Cependant, le score obtenu à Bonn a également l’effet paradoxal de conforter la position du SPD face à la CDU-CSU en la soumettant à un véritable chantage si elle veut vraiment éviter des élections anticipées.

Martin Schulz, le dirigeant du SPD, à Bonn, le 21 janvier 2018. Patrik Stollarz/AFP

Les réactions du côté de la CDU et surtout de la CSU ne se sont pas fait attendre : si les deux partis frères se sont félicités de pouvoir entamer les négociations qui devraient enfin conduire à la mise en place d’un gouvernement stable et durable en Allemagne (comprendre : pour la durée complète du mandat), ils estiment que les négociations exploratoires ont défini un cadre qui ne peut être remis en question au risque sinon de menacer l’équilibre de l’ensemble. Celui-ci inclut, à leurs yeux, le difficile compromis auquel CDU et CSU sont parvenues entre elles sur la question migratoire.

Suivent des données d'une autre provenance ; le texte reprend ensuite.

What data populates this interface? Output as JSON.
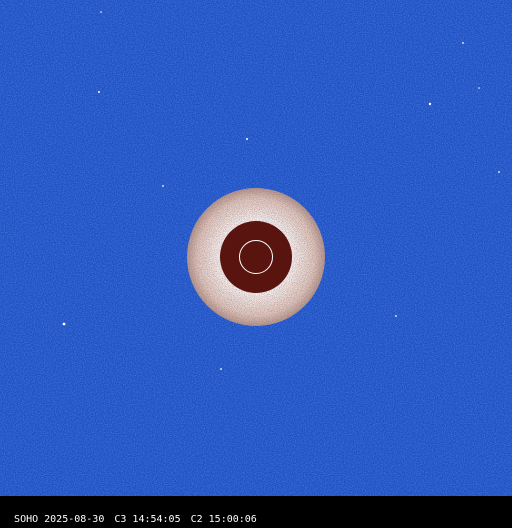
{
  "caption": {
    "source": "SOHO",
    "date": "2025-08-30",
    "c3": "C3 14:54:05",
    "c2": "C2 15:00:06"
  },
  "colors": {
    "sky": "#1f4fc2",
    "occulter": "#5a140f",
    "inner_halo": "#f2e6df",
    "caption_bg": "#000000",
    "caption_text": "#ffffff"
  }
}
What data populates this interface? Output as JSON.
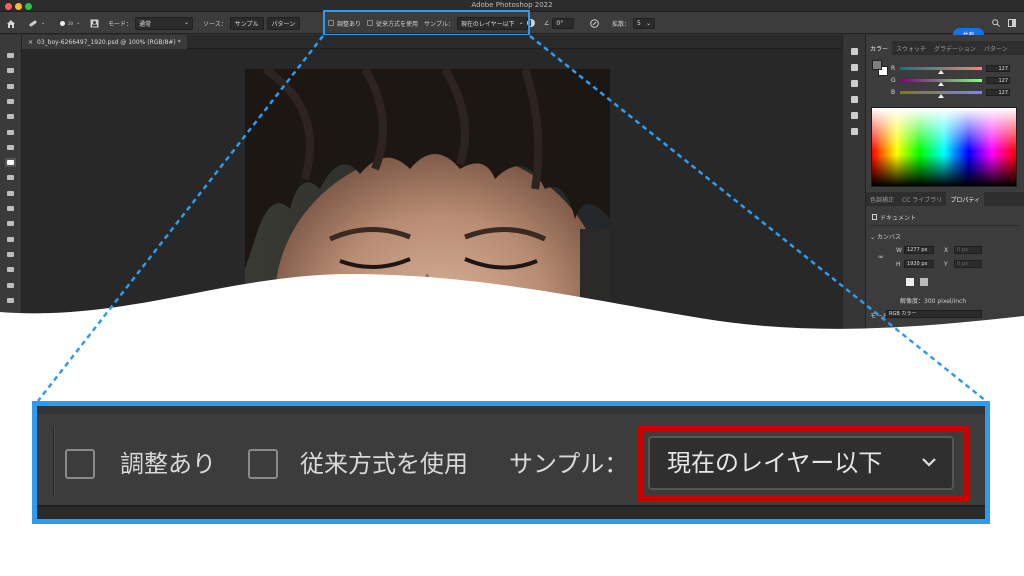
{
  "app": {
    "title": "Adobe Photoshop 2022"
  },
  "options_bar": {
    "mode_label": "モード：",
    "mode_value": "通常",
    "source_label": "ソース：",
    "source_buttons": [
      "サンプル",
      "パターン"
    ],
    "adjust_label": "調整あり",
    "legacy_label": "従来方式を使用",
    "sample_label": "サンプル：",
    "sample_value": "現在のレイヤー以下",
    "angle_value": "0°",
    "diffusion_label": "拡散：",
    "diffusion_value": "5",
    "brush_size": "20",
    "share_label": "共有"
  },
  "document": {
    "tab_label": "03_boy-6266497_1920.psd @ 100% (RGB/8#) *"
  },
  "color_panel": {
    "tabs": [
      "カラー",
      "スウォッチ",
      "グラデーション",
      "パターン"
    ],
    "channels": [
      {
        "label": "R",
        "value": "127"
      },
      {
        "label": "G",
        "value": "127"
      },
      {
        "label": "B",
        "value": "127"
      }
    ]
  },
  "properties_panel": {
    "tabs": [
      "色調補正",
      "CC ライブラリ",
      "プロパティ"
    ],
    "document_label": "ドキュメント",
    "canvas_section": "カンバス",
    "width_label": "W",
    "width_value": "1277 px",
    "height_label": "H",
    "height_value": "1920 px",
    "x_label": "X",
    "x_value": "0 px",
    "y_label": "Y",
    "y_value": "0 px",
    "resolution": "解像度：300 pixel/inch",
    "mode_label": "モード",
    "mode_value": "RGB カラー"
  },
  "zoom_callout": {
    "adjust_label": "調整あり",
    "legacy_label": "従来方式を使用",
    "sample_label": "サンプル：",
    "sample_value": "現在のレイヤー以下"
  },
  "colors": {
    "highlight_blue": "#2d9cf0",
    "highlight_red": "#cc0000",
    "share_blue": "#1473e6"
  }
}
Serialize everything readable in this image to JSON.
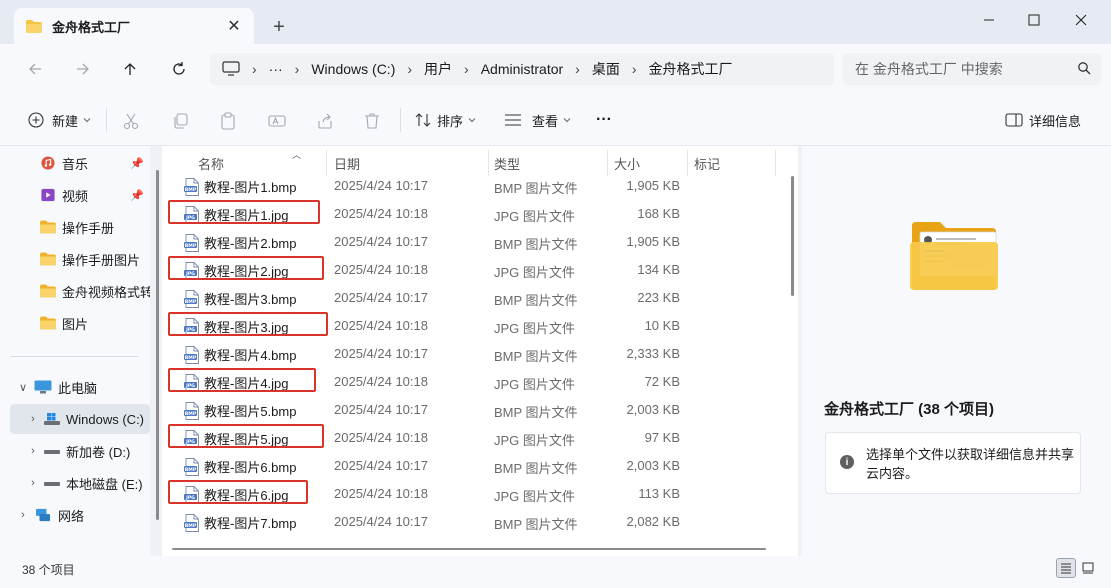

Il appartient désormais aux Chrétiens-démocrates d’apporter la preuve qu’ils sont prêts à trouver de nouveaux compromis qui permettront aux négociations avec les Sociaux-démocrates d’aboutir. Et il revient à Angela Merkel de faire preuve d’autorité si elle veut être réélue chancelière. Enfin, il s’agit de permettre aux Sociaux-démocrates de ne pas faire trop mauvaise figure devant leurs adhérents quand ceux-ci seront appelés, comme en 2013, à voter sur le contrat de gouvernement négocié.

À ce moment-là, tout pourra encore basculer vu l’hostilité persistante de la base du SPD, motivée par les Jeunes socialistes qui ont trouvé un leader charismatique en la personne de leur président, Kevin Kühnert.